The hospital had warned that Mr Kahsai was delirious, not competent and was a risk to himself when he left treatment four days following his admission on December 26, 2015 with alcohol withdrawal symptoms.
A wardsman spoke to Mr Kahsai after he exited Calvary Hospital but did not learn it was missing him until later, prompting First Constable Callaghan to recommend it colour code its patient wrist bands to indicate their risk of absconding.
Mr Kahsai's three children and a long-time friend sat in court as First Constable Callaghan explained that a police officer decided the missing person report's delay mitigated the need for a 24-hour response time, and dispatched officers to the missing man's Reid home on December 31 believing he would have returned there.

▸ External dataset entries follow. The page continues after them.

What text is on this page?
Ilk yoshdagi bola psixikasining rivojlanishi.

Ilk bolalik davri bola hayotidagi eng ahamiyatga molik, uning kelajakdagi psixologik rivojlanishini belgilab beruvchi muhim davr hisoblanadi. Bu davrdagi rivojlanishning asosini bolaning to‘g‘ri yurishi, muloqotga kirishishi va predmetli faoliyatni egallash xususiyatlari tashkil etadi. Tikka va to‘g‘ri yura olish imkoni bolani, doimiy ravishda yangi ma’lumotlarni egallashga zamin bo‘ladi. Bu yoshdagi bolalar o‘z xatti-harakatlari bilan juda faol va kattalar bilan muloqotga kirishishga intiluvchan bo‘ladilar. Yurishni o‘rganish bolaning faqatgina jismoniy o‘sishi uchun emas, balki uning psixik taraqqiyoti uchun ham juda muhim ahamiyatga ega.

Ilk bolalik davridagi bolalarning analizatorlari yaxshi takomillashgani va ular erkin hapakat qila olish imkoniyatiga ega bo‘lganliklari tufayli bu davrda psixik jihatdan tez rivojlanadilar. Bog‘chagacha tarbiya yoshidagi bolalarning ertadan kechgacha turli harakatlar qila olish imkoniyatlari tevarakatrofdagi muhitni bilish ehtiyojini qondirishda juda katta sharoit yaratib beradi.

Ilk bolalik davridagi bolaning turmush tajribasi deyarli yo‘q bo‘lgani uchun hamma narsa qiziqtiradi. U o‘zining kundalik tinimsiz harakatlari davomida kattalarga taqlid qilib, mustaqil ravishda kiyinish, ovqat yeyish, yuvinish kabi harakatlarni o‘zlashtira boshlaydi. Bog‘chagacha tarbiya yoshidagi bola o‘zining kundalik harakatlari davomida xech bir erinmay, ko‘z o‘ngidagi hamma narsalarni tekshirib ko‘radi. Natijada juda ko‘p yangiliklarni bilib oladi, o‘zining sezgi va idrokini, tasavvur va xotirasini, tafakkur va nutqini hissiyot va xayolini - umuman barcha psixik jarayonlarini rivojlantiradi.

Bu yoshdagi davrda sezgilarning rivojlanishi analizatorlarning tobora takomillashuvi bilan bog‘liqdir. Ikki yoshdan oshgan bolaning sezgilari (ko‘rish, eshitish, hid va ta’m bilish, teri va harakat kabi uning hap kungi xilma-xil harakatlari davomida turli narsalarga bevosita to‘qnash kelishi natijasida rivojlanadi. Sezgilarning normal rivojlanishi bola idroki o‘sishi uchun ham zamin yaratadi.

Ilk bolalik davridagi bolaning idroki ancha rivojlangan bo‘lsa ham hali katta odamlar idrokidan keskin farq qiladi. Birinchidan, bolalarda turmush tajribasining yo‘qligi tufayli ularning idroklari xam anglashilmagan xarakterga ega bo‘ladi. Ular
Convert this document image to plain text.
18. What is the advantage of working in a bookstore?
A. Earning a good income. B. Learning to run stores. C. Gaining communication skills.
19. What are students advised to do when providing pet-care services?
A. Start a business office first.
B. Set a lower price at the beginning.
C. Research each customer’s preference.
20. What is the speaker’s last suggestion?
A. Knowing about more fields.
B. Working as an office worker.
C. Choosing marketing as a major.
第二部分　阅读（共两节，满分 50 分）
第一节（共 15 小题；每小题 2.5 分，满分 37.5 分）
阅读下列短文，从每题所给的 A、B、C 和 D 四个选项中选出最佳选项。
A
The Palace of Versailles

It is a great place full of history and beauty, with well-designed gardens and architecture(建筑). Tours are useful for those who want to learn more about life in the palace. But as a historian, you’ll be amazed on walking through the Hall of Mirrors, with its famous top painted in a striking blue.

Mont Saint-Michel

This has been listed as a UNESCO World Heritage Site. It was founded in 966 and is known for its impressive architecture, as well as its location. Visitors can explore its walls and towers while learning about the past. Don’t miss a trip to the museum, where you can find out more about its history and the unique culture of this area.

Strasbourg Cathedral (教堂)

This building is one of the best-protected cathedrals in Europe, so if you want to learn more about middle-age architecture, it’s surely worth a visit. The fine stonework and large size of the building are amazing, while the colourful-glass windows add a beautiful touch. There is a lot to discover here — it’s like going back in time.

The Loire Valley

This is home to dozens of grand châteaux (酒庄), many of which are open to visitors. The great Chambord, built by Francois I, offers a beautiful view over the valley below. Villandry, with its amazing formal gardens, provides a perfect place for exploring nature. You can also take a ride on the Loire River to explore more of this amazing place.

The officers working on the investigation also went on leave throughout January 2016, and during that month police did not act on the case for periods totalling at least 13 days.
First Constable Callaghan said that without a handover of a case, a "meaningful" investigation ceased.
Misinformation from a neighbour, who wrongly told police that Mr Kahsai had been home, also slowed efforts to find him.
Police searching his home also didn't find his phone in clothes inside the unit until February, and an earlier discovery may have prompted them to consider search and rescue sooner, First Constable Callaghan told the court.
He said an officer conducting the early investigation reported he called the hospital to clarify information about Mr Kahsai and was told, contrary to its medical report, he had been "competent and capable".
The officer rated the risk to Mr Kahsai as "high" on an assessment but an acting sergeant did not confirm the rating, a decision influenced partly by the misinformation police had received from the man's neighbour and the report they said had come from a hospital staff member that he had been "capable", the court heard.
First Constable Callaghan said this decision marked a point at which Mr Kahsai's chances of being found alive were reduced, and recommended it be mandatory that any report about a missing patient be made by the treating doctor only so that information about the person remained consistent.
Had this been the case, and if police had created a dispatch job upon receiving a phone call, police would have sought advice that would have led to a quicker emergency response, increasing Mr Kahsai's chances of survival, he said.
On January 28, or 29 days after he went missing, police deployed a search and rescue team throughout a 1.23km radius of the hospital, however by this time they did not expect to find him alive and their surveys of terrain beyond this area were focused only on shelter.
Police suspended the search after four days and on April 2, 2016 two Canberra Institute of Technology students conducting environmental monitoring found Mr Kahsai's body in bushland 1.9km from the hospital and near Bruce Stadium.
A brief prepared for the court described Mr Kahsai, who moved to Canberra from Eritrea to study in the 1970s, as having "an infectious sense of life", "a broad political awareness", and "enormous potential".
He was "fun loving", charismatic, popular yet "someone to be taken seriously", however his health deteriorated as he developed a dependence on alcohol.
In the year leading to his disappearance he had drawn police attention multiple times for incidents relating to alcohol use.
Magistrate Beth Campbell said the inquest was not intended to be an "exercise in blame" but a search for "useful recommendations". The case continues and will hear from at least 17 witnesses until its expected finish on Friday.